Aussie Pirates fan becomes Aussie Pirates star
IN JUST a few short years Brenton Thwaites has gone from a Pirates of the Caribbean fan to a star of the hit Disney franchise.
The Cairns-born actor was just 14 when the first Pirates film, based on Walt Disney's theme park ride of the same name, was released and Johnny Depp's eccentric trickster Jack Sparrow took the world by storm.
"I haven't been on a movie like this with an already established fan base like this one; I'm one of them, to be honest,” Brenton tells Weekend.

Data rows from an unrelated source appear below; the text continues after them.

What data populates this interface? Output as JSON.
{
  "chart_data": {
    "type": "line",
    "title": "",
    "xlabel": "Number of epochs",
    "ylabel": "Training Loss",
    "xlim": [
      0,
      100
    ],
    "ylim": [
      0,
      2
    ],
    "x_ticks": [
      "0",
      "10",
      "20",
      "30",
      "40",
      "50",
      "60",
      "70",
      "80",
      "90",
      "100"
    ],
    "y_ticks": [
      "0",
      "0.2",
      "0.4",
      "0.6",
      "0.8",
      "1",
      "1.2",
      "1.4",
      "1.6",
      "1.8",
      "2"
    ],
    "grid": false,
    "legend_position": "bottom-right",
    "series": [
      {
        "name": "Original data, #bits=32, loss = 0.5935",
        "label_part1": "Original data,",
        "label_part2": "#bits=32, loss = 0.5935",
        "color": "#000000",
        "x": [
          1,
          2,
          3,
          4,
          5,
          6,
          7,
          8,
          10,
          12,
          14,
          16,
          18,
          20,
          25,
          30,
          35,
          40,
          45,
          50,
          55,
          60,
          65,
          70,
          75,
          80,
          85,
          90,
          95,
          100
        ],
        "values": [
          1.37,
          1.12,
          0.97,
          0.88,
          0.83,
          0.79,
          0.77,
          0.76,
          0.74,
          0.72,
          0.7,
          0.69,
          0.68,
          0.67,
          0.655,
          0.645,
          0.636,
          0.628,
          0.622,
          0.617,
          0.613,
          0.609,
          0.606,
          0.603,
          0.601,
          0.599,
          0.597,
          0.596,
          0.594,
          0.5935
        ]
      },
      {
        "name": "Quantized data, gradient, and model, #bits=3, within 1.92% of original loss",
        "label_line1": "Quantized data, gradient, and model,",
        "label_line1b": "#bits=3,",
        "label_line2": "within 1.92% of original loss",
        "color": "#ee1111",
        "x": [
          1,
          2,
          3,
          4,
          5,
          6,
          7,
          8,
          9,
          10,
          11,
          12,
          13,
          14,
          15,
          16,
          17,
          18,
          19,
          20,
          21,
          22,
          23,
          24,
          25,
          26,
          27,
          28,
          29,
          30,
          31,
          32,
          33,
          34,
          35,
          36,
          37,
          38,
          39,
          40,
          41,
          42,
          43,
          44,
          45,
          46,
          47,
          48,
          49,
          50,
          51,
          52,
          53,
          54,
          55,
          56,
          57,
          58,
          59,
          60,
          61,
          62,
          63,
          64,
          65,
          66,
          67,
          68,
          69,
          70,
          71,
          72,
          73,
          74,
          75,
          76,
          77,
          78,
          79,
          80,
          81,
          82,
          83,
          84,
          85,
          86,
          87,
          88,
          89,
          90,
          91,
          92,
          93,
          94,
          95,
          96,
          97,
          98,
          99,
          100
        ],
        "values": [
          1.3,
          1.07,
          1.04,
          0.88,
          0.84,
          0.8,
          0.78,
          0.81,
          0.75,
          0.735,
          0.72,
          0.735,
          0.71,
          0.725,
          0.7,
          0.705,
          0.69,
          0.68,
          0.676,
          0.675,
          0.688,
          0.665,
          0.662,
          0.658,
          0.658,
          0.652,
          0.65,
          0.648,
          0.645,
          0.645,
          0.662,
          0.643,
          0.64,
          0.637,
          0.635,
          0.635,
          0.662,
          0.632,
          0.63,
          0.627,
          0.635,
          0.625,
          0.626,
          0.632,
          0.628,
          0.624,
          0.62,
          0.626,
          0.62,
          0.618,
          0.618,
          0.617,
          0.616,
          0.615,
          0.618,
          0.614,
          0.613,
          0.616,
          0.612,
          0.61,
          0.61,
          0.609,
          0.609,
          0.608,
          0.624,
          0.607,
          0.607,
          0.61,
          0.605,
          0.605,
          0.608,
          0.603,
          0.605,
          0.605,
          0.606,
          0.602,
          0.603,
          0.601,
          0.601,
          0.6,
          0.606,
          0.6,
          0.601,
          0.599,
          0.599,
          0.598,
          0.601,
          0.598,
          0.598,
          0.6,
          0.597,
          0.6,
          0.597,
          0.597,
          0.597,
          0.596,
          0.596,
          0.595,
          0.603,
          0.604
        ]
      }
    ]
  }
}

"I've watched these movies since I was a kid and I know how it feels when a new Pirates movie comes out; the excitement and buzz that comes with that.”
Now 27, and a new father, Brenton joins the cast for the fifth instalment, Dead Men Tell No Tales.
The film follows Sparrow as he searches for the trident of Poseidon, a powerful artefact that will allow him to battle his old nemesis Captain Salazar (Javier Bardem), who has escaped from the Devil's Triangle and is determined to kill every pirate at sea.
Brenton plays Henry, a soldier in the Royal Navy. "When we first find him in the movie, he is a greenhorn on board a ship,” he says.
"He's basically warning his captain of an oncoming danger, a supernatural threat, and they don't believe him and throw him in jail.
"He's busted out of jail by Carina, who catches wind of what he's saying and believes him. She is after the same thing, so together they form an alliance and try to find Jack Sparrow, who's the only one who can help them.”
While Brenton says he was mesmerised by Johnny Depp in their scenes together, he was most excited to work with Javier Bardem.
"He was one of the highlights of the movie for me. For one, he's a really nice guy and was super excited to be part of the movie,” he says.
"Then as soon as action is called he turns into this monster; it's quite intimidating. You know the guy is the same guy from No Country For Old Men and he will kill you (laughs).
"His transformation physically and the things he was doing with his face were phenomenal. I was geeking out all through my scenes with Javier.”
The film brought Brenton back to Queensland for the first time in six years, when he starred in Foxtel's teen drama SLiDE.
He now lives in Los Angeles with his partner Chloe and their one-year-old daughter Birdie.
Shot on the Gold Coast, northern NSW and in the Whitsundays, the production boasted impressive set pieces including an entire town built in the Gold Coast hinterland and a "ship arena'' with 11 mechanised ships at Movie World.
"The great thing about this movie was the budget allowed these guys to create such wonderful set pieces and we could jump into the space and play,” Brenton says.
"On other films my experience is there have been more boundaries in terms of the budget for CGI is this much; you've got to pretend this and this. On Pirates it wasn't like that. For the most part we're acting on real pirate ships, with set pieces and real walls. It really gave the filmmakers and actors the chance to come up with ideas and be a little bit irreverent with their way of shooting things.”
And no Pirates character is worth their salt unless they get to do a bit of swashbuckling. "I did a few sword fights in this one,” Brenton says. "I have to say I enjoyed it. I think my sword skills are pretty good.”
Pirates of the Caribbean: Dead Men Tell No Tales
- Stars: Johnny Depp, Geoffrey Rush, Javier Bardem, Kaya Scodelario, Orlando Bloom, Brenton Thwaites.
- Directors: Joachim Ronning, Espen Sandberg
- Rating: TBA
- Reviewer's last word: Javier Bardem is an excellent villain who, along with a few other new additions, breathes new life into this well-worn franchise.
Star Profile: Brenton Thwaites
- Quirky fact: Met his partner Chloe, with whom he has a daughter, while living in a share house on the Gold Coast to film Pirates of the Caribbean 5.
- Best known for: The Giver, Maleficent, Gods of Egypt.
- If you like this movie you'll like these: Pirates of the Caribbean: On Stranger Tides, The Jungle Book, Alice in Wonderland.
- Quote: "There are so many near death experiences (in South Africa), that near death just becomes like getting a coffee in the morning - it keeps you awake and alive.”